Sol siyaset şudur: TV veya PC karşısına geçilir. Dün
özel okul sahibi olduğu için göklere çıkartılan eğitim bakanının açıklaması
beklenir. Bakan “üniversiteleri açıyoruz” derse, “nasıl açarsınız, bu salgında
öğrencileri öldürmek mi istiyorsunuz”; bakan “açmıyoruz” derse, “nasıl açmazsınız,
öğrencilerin eğitim hakkını nasıl gasp edersiniz” denilir. Sol siyaset, tam da
bu yavanlıktır.
Çünkü devlet, belli ölçüde küçük burjuva pratiği ile
vardır ve buradan ilerler. Sol, devletteki küçük burjuvalıkta pay istemekten
ibarettir. Erdoğan, o payı elinde tuttuğu, kontrol ettiği, serbest kılmadığı
için eleştirilir. Demokrasicilerin derdi, devletteki küçük burjuvalığı özgür
kılmaktır. Neticede devletteki küçük burjuvalığa teslim olunmamalı, onunla
sürekli kavga edilmelidir.
Devletteki küçük burjuvalık, ezilenlerin, yoksulların,
emekçilerin öfkesiyle alakalıdır. Küçük burjuva, bu öfkeyi bastırma görevi
dâhilinde bulunmaz Hint kumaşı olarak görülmeyi sever. Bu sebeple İhsan Eliaçık
gibi isimler, “mustazafları, ezilenleri önder kıldık” diyen dine asla iman
etmezler, edemezler. Çünkü o iman, “iktidara ve mülkiyete değil, bütün
varolanların hem zahirinde hem batınında, ezilenlerin ortak derdi ve öfkesi”ne
dairdir.
* * *
Ahmet Kaya’da sevilmeyen, onun sarayların müzikal
ölçütüne uymuyor oluşu, müziği yoksulun öfkesine açmasıdır. O başkalarıyla
olmakta, başkalarının dertleriyle dertlenmektedir. Küçük burjuva, başkalarıyla
oluşu, başkaları olarak güçlü görünme çabası olarak görür ve aşağılar.
Kendisinin burjuvaya öykünen yanını böylelikle gizler. Fukarayı aşağılayan
yanını sürekli bileyler. Üstelik Ahmet Kaya’nın günahı büyüktür: sadece
zenginlere ve küçük burjuva uşaklarına layık ve ait olan bir şeyi yapmaktadır.
“Ben, her konserde milyonlarca notaya basıyorum” diyen Fazıl Say nota sayar,
Ahmet Kaya, değdiği, dağladığı yüreklere örgütlenir. Yoksul, işsiz, ezilen,
çileli isimleri kendisine öncü kılamayan, illaki meslek sahibi, zengin, Avrupa
görmüş kişileri yücelten örgütlerin onu anması ve anlaması mümkün değildir.

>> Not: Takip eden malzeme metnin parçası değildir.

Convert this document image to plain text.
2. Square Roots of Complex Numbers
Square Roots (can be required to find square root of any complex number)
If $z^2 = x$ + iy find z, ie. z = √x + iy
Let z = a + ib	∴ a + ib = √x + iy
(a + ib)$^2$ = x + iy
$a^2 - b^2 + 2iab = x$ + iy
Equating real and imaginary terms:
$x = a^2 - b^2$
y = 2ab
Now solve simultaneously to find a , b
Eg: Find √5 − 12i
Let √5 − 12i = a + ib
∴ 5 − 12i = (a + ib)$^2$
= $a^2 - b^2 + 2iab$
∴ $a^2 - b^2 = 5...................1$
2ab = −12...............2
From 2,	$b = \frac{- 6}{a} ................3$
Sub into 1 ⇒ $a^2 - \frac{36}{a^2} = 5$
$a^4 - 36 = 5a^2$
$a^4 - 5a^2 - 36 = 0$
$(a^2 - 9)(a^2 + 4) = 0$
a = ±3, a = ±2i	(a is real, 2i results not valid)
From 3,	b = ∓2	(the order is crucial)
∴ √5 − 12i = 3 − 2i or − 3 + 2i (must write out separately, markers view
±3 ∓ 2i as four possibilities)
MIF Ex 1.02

Bugün herkes, ama herkes, Ahmet Kaya partisine ihanet etmiştir.
Eren Balkır
28 Ekim 2020
Dipnotlar:
[1] “Belediye Önünde Namaz”, 4 Ekim 2020, Youtube.
[2] Başyazı, “Atatürk’ü Anlamak ve Özümsemek”, 24
Eylül 2020, Cumhuriyet.
[3] “Çünkü devrimci artık 'kendisi' değildir, uğruna
savaştığı ve dertlendiği insanların basit bir aracıdır.” [Jorge Ricardo
Masetti, “Devrimci Kimdir?”, İştiraki.]
[4] Oya Baydar, “Uyan Ey Muhalefet”, 27 Eylül 2020, T24.
[5] Marx-Engels, Gotha ve Erfurt Programlarının
Eleştirisi, Sol Yay, Çev.: M. Kabagil, 1969, s. 48.